El siberiano


   Los buhoneros y estraperlistas se reunían en un local de dudosa reputación que era todo lo contrario a nuestra taberna. Antes solía frecuentarlo cuando había hurtado una buena cantidad como para permitirme comida caliente, pero ahora sus miradas eran esquivas y su incomodidad, palpable; no me querían en aquel antro. Y yo no iba adonde no era bien recibido, así que no volví a entrar allí.
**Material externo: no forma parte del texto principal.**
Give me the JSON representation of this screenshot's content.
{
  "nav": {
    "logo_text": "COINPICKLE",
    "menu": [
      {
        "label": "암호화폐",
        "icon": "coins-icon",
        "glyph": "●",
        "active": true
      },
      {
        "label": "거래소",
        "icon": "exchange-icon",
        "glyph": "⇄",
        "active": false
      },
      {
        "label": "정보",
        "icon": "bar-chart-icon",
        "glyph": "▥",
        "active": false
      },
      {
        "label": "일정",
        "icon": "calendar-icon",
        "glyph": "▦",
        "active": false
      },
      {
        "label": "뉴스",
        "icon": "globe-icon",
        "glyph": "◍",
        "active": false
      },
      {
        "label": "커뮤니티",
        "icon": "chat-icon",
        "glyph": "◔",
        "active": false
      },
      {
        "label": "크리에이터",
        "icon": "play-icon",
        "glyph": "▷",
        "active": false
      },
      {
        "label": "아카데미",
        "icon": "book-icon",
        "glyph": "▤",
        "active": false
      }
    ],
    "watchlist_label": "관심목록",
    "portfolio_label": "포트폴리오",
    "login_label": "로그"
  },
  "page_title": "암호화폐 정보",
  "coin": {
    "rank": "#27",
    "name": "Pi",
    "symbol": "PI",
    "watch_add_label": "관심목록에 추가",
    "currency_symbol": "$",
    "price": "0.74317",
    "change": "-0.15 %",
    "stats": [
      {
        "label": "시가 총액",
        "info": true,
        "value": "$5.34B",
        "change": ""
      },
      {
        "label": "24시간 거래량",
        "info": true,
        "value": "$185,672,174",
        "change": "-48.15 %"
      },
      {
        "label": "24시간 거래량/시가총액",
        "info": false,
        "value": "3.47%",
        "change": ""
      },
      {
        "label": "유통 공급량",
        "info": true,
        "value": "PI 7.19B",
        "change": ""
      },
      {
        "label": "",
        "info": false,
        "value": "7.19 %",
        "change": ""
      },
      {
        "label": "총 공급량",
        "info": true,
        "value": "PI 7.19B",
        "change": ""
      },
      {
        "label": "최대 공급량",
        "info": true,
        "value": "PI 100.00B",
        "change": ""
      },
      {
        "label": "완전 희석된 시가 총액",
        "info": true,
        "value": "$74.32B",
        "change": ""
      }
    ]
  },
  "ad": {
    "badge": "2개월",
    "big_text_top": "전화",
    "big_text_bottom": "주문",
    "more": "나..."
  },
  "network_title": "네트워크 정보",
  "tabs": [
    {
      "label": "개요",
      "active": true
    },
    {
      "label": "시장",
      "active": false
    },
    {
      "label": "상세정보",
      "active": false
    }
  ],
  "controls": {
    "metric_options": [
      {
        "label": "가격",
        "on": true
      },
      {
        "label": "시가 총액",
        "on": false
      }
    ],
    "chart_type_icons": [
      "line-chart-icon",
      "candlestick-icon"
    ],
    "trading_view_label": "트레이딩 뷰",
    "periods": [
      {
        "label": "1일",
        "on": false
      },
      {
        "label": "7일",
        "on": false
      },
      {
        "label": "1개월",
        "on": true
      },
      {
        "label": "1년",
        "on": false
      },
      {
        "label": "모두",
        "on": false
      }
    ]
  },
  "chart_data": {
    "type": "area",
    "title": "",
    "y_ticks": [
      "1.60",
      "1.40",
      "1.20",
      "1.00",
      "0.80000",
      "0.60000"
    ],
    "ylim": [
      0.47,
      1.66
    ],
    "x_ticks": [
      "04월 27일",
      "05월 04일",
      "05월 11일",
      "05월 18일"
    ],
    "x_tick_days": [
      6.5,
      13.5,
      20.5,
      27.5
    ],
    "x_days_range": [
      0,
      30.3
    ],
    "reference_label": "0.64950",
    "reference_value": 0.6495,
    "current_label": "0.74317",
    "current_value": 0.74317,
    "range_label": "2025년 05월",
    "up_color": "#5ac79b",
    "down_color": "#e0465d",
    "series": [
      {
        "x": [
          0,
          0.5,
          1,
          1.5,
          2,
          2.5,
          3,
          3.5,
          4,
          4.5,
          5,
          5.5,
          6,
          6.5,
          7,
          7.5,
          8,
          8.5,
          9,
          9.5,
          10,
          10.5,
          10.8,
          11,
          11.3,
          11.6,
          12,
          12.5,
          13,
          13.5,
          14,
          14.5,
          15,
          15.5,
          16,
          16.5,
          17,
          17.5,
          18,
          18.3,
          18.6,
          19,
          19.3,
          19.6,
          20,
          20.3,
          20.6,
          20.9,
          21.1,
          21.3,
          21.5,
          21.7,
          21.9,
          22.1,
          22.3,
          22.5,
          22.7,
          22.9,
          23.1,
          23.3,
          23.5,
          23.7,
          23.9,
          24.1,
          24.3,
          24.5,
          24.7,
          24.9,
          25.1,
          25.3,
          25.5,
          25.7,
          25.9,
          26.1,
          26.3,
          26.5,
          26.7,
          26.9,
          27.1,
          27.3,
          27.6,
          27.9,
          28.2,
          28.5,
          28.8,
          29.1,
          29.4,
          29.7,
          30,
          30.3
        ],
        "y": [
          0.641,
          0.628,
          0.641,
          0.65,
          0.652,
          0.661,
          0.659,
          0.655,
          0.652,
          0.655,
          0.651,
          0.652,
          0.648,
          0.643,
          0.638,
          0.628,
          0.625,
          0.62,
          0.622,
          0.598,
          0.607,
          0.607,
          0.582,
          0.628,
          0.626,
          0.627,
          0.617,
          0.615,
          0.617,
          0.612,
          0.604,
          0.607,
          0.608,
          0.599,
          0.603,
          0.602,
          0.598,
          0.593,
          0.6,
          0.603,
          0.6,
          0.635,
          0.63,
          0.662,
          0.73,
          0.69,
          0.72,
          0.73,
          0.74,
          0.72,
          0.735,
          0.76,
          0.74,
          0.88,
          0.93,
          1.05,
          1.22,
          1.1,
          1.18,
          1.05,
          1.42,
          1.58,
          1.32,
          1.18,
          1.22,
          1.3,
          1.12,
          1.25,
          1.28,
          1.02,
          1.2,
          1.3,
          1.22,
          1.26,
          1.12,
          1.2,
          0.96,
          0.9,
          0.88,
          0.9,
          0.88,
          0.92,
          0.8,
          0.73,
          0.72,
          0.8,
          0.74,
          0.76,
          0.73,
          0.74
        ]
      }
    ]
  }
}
   Vi a una chica algo mayor que yo mirando los cuadros de Karlov —o así se le acabó conociendo, él siempre defendió a capa y espada su nombre de pila, Carlos, uno que se suponía común en su lugar de nacimiento—, un viejo anciano tuerto que decía provenir de Siberia, autoproclamado héroe de la guerra contra el zar y pintor a tiempo parcial. Sus cuadros eran un tanto extraños, con toques fantásticos que él aseveraba que eran reales, lugares de las lejanas tierras de donde provenía, unas islas cercanas a África que pertenecían a España, de nombre Canarias. Combinaba con cierta gracia los bosques nevados siberianos con montañas de arena que se derramaban sobre un mar en llamas, con un sol resplandeciente coronando el cielo. Aquellas montañas arenosas se llamaban dunas y eran comunes en aquel lugar exótico, según él aseguraba.